De même, l'exigence d'un bulletin de souscription est posée pour les titres de capital et les titres donnant accès au capital. Ce bulletin étant nécessaire, que la souscription soit immédiate ou différée, pour matérialiser le contrat d'émission (article 18).
Les mises en cohérence portent aussi sur les formalités de constatation de l'augmentation de capital résultant de l'exercice d'un droit attaché aux valeurs mobilières donnant accès au capital. Ces formalités sont précisées et simplifiées. Le nouvel article L. 225-149 indique notamment que les constatations relatives à l'augmentation de capital doivent être effectuées non pas dans le mois qui suit la clôture de l'exercice, mais au plus tard lors de la première réunion suivant la clôture de l'exercice. Un mécanisme de délégation est en outre prévu pour la réalisation de ces opérations au bénéfice du président du directoire ou du directeur général (article 20).

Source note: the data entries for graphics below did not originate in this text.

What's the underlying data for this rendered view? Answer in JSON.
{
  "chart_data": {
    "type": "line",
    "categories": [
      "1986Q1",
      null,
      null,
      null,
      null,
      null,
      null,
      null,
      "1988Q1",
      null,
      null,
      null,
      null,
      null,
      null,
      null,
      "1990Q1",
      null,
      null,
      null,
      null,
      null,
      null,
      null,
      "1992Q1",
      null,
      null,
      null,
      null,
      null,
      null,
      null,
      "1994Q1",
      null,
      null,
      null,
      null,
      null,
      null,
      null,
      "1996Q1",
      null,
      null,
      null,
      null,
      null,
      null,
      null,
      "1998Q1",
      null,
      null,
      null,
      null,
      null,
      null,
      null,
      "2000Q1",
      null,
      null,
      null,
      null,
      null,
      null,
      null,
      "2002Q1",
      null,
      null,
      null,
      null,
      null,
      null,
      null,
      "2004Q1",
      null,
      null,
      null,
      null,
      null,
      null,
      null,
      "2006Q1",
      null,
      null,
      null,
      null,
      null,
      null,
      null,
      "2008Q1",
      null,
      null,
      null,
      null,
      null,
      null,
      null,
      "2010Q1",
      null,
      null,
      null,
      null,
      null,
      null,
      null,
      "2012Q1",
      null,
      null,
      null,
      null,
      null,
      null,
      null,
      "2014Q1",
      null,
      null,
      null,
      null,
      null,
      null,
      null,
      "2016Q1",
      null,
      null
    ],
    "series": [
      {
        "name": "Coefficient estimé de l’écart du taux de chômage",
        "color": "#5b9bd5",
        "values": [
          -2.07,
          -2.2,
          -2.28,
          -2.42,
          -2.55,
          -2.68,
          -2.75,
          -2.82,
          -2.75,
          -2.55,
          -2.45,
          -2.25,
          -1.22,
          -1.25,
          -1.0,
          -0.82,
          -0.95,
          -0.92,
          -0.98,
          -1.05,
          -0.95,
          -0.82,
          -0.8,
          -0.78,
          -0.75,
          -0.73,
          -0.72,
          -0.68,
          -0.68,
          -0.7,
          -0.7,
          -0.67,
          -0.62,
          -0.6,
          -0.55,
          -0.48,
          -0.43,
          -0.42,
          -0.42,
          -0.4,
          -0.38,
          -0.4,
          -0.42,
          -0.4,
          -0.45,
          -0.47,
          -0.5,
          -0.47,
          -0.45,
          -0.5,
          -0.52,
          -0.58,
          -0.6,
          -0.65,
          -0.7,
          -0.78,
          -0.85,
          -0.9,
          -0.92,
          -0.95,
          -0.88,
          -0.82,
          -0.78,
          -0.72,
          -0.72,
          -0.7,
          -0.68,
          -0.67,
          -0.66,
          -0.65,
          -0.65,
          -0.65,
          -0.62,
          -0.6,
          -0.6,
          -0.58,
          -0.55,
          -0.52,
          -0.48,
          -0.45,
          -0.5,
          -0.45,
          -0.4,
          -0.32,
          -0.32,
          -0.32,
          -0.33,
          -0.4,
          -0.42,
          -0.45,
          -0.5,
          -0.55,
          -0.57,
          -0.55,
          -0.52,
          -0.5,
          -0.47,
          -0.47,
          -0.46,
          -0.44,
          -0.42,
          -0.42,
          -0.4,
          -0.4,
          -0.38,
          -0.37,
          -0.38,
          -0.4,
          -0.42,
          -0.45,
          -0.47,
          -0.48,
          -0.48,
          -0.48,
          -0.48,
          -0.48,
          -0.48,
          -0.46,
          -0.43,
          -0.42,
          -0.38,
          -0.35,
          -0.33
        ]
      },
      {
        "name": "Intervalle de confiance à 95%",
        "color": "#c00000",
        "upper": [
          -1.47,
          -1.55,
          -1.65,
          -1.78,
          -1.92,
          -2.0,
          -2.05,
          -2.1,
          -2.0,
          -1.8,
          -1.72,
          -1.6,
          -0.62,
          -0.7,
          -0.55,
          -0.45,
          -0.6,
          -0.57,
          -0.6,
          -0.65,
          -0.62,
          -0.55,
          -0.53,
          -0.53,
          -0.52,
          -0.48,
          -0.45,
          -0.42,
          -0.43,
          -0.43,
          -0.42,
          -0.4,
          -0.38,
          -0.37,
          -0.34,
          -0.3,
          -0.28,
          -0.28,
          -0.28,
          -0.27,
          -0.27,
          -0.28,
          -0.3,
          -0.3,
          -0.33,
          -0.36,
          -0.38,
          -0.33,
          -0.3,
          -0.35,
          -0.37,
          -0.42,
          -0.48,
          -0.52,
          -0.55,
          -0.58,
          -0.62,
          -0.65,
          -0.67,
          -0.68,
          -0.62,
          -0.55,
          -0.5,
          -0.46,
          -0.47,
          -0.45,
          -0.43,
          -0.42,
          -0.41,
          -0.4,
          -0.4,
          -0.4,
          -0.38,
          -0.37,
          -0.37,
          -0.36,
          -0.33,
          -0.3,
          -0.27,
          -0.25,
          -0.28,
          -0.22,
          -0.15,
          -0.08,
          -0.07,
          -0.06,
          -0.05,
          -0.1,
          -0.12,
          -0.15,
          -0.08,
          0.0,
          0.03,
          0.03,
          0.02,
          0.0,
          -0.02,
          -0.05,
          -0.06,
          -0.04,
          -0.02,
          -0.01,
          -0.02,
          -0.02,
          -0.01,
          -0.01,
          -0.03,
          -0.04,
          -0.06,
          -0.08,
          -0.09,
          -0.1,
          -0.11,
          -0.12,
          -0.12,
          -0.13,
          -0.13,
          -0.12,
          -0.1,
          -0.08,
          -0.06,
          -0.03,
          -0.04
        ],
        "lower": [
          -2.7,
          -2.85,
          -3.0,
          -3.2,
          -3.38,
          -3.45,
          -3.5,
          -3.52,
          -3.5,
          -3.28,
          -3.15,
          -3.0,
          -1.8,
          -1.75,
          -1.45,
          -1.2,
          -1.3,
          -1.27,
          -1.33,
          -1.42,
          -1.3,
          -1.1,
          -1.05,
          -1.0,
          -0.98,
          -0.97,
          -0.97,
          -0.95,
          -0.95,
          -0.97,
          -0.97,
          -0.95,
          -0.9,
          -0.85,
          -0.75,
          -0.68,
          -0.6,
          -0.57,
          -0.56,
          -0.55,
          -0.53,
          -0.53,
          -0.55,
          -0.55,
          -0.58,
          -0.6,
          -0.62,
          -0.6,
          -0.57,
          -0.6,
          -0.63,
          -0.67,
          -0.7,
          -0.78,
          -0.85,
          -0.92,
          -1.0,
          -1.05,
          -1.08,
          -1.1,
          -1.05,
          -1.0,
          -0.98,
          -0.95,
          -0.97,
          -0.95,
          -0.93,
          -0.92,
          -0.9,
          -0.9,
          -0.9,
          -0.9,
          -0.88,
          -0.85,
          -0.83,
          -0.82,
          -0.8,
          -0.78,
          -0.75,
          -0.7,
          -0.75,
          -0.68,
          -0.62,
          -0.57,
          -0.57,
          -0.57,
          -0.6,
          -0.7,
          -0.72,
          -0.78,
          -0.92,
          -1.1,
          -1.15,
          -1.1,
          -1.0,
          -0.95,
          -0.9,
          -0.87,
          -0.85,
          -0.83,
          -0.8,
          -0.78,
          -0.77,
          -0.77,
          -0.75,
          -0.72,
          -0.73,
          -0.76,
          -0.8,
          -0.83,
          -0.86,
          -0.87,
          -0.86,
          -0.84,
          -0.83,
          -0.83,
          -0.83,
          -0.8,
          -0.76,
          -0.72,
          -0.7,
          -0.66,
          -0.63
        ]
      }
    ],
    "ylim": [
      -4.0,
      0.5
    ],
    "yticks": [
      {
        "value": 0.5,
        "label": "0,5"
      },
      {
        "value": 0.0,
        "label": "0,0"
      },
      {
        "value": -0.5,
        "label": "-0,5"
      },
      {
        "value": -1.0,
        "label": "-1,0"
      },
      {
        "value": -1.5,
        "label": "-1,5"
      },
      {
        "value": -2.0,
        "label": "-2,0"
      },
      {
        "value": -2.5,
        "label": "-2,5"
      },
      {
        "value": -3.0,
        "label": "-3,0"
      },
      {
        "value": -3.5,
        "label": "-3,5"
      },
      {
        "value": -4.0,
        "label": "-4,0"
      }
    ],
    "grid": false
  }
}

Le régime des nullités, issues du mouvement de dépénalisation du droit des sociétés, est aménagé et clarifié, afin de maintenir la sécurité des actionnaires tout en ne fragilisant pas le fonctionnement des sociétés. Il convient, tout d'abord, de rappeler que ces nullités sont régularisables, même en cours de procédure. En outre, le délai de prescription est ramené à trois mois à compter de l'assemblée générale suivant la décision d'augmentation de capital, puisqu'en cas de délégation, un rapport doit être fourni par le conseil d'administration ou le directoire. Enfin, sont introduites des nullités facultatives et de nouvelles injonctions de faire en matière d'augmentation de capital (articles 22, 48, 50, XVI et XVIII de l'article 51).
Quant au régime de suspension de l'obtention d'attribution de titres de capital par exercice du droit attaché aux valeurs mobilières composées, il est unifié et assoupli, le versement du dividende au titre de l'exercice concerné devenant facultatif (article 21).
Par ailleurs, sont unifiées les règles relatives à la suppression des droits attachés aux titres donnant accès au capital lorsque ceux-ci ont été utilisés ou acquis par la société émettrice ou par la société appelée à émettre de nouveaux titres (article 22).
Enfin, l'article 19 de l'ordonnance précise qu'un apport en nature peut être rémunéré par l'émission de titres de capital.